The area of the Eighteen Provinces is rather imperfectly given at 1,348,870 square miles, and the average population, therefore, for the whole, in 1812, was 268 persons on every square mile; that of the nine eastern provinces in and near the Great Plain, comprising 502,192 square miles, or two-fifths of the whole, is 458 persons, and the nine southern and western provinces, constituting the other three-fifths, is 154 to a square mile. The surface and fertility of the country in these two portions differ so greatly, as to lead one to look for results like these. The areas of some European states and their population, are added to assist in making a comparison with China, and coming to a clearer idea about their relative density.

States.Area.Population.Average to sq. m.Census of
France204,09236,905,788182December, 1876.
Germany212,09145,194,172213December, 1880.
Great Britain121,60835,246,562289April, 1881.
Italy114,29628,437,091249December, 1879.
Holland20,4974,060,580198December, 1880.
Spain190,62516,053,96184December, 1877.
Japan160,47434,338,4792131877.
Bengal156,20068,750,7474401881.

All these are regarded as well settled countries, but England and Bengal are the only ones which exceed that of China, taken as a whole, while none of them come up to the average of the eastern provinces. All of them, China included, fall far short, however, of the average population on a square mile of the kingdoms of Judah and Israel, in the reigns of Abijah and Jeroboam, if the 1,200,000 men brought into the field by them can be taken as a ratio of the whole number of inhabitants; or if the accounts given by Josephus of the density in his day are trustworthy. In estimating the capabilities of these European countries to support a dense population, allowances must be made for roads, pasture-lands, and parks of noblemen, all of which afford little or no food.

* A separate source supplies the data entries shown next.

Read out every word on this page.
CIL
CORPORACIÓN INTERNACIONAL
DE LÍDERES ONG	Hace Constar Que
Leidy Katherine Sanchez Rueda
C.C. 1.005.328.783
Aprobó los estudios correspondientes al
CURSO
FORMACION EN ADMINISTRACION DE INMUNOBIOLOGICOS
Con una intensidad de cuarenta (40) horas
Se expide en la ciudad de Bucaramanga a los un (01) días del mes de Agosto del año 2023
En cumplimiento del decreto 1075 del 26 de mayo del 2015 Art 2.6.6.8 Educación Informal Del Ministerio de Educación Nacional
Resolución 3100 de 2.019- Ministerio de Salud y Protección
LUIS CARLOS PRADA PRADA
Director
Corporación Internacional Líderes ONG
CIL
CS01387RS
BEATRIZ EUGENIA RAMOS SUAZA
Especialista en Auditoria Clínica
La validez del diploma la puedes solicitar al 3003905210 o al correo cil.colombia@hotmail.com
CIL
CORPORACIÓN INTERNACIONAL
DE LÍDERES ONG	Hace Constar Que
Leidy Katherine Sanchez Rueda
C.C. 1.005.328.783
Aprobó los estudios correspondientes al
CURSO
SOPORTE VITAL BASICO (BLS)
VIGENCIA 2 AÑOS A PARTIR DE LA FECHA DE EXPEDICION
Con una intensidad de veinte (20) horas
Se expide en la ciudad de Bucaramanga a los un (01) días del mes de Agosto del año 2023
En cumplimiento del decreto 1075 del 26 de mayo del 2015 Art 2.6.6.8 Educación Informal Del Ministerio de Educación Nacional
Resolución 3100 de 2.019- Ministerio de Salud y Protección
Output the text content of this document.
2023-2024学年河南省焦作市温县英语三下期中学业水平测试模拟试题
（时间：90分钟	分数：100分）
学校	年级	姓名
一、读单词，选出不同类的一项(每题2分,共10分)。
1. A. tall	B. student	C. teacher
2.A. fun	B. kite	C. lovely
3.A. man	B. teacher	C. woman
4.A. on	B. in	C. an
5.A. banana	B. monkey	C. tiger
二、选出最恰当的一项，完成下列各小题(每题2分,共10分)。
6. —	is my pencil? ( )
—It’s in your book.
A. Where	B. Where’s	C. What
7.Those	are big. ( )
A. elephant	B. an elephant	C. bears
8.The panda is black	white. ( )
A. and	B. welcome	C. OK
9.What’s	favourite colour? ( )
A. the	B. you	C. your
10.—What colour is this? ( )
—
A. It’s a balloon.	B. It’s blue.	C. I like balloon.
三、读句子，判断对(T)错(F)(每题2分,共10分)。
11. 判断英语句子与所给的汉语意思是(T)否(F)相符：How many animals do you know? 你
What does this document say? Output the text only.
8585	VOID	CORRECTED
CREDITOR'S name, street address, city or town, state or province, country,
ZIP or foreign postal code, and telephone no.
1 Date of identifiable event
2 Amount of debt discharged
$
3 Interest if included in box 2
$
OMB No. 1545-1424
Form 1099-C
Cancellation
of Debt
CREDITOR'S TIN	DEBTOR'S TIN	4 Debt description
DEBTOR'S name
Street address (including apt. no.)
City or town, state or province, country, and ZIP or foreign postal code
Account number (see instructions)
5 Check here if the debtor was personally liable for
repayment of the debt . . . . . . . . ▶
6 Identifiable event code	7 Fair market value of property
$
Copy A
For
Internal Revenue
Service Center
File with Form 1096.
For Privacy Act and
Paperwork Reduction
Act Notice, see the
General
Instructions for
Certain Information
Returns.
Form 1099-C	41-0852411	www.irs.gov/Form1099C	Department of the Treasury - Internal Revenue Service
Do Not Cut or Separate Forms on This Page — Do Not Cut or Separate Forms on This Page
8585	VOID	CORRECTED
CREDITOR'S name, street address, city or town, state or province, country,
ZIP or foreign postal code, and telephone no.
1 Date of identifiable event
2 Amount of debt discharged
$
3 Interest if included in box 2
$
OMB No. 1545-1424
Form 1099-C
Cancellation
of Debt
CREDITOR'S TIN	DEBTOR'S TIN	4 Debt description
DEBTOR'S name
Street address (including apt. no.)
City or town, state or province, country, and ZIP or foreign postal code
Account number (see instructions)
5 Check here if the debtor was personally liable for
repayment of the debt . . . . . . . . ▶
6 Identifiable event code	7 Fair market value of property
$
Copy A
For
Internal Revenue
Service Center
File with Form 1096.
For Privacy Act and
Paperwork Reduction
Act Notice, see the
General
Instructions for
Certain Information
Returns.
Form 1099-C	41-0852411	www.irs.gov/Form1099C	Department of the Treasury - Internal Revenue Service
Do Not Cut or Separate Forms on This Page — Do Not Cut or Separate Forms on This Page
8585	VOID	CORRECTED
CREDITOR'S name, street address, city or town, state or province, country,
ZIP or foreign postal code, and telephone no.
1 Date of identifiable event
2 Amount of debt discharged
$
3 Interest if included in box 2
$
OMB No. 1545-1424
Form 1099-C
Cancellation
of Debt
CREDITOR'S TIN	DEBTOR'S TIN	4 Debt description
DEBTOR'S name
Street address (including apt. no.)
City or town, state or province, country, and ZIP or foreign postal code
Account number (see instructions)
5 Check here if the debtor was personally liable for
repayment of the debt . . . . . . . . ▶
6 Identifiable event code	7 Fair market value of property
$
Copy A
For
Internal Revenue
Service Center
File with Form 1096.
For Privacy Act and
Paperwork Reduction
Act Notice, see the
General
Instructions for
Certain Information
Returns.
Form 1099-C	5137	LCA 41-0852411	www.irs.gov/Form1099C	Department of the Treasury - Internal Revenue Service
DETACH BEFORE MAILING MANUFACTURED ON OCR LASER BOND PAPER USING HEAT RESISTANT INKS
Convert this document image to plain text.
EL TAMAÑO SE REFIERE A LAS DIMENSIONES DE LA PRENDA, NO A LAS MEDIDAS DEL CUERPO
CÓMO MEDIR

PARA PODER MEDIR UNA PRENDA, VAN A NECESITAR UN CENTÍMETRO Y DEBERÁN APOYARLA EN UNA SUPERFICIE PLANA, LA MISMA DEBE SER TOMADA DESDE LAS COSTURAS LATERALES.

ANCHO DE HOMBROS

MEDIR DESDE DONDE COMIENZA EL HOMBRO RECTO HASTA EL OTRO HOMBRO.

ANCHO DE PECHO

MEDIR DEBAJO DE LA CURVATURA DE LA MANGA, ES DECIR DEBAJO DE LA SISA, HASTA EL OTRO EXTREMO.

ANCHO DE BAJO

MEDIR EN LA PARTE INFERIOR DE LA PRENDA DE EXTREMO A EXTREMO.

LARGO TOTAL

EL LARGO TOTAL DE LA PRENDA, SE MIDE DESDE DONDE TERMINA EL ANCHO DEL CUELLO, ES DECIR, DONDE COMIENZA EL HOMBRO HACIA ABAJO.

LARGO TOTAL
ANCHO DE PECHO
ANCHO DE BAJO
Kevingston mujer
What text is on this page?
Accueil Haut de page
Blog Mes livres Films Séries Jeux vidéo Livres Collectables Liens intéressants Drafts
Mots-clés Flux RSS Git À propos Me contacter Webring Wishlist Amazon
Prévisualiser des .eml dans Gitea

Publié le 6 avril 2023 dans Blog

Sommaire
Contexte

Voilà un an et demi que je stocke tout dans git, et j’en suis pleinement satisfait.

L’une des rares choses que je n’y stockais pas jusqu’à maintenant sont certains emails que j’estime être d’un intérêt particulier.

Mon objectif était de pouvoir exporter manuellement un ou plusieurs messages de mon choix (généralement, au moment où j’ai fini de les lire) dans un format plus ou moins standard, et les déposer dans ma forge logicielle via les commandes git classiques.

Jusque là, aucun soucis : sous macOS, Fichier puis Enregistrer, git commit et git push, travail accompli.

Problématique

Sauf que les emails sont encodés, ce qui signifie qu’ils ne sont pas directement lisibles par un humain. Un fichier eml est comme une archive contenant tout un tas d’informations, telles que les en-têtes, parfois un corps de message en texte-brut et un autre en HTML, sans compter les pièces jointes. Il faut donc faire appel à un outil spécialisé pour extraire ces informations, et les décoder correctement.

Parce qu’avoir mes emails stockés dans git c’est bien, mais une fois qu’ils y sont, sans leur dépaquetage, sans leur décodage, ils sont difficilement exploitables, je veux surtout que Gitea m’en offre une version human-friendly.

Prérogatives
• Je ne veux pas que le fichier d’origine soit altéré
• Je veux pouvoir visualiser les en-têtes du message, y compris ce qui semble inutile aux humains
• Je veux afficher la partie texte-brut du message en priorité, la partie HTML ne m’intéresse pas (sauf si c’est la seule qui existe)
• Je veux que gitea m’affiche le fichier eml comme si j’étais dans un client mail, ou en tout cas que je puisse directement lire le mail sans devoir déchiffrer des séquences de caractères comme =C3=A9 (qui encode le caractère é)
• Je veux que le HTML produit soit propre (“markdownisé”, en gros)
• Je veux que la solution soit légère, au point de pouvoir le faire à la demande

In England and Wales, there are nearly twenty-nine millions of acres under cultivation, seventeen millions of which are pasture-lands, and only ten millions devoted to grain and vegetables; the other two millions consist of fallow-ground, hop-beds, etc. One author estimates that in England 42 acres in a hundred, and in Ireland 64, are pastures—a little more than half of the whole. There are, then, on the average about two acres of land for the support of each individual, or rather less than this, if the land required for the food of horses be subtracted. It has been calculated that eight men can be fed on the same amount of land that one horse requires; and that four acres of pasture-land will furnish no more food for man than one of ploughed land. The introduction of railroads has superseded the use of horses to such an extent that it is estimated there are only 200,000 horses now in England, instead of a million in 1830. If, therefore, one-half the land appropriated to pasture should be devoted to grain, and no more horses and dogs raised than a million of acres could support, England and Wales could easily maintain a population of more than four hundred to a square mile, supposing them to be willing to live on what the land and water can furnish.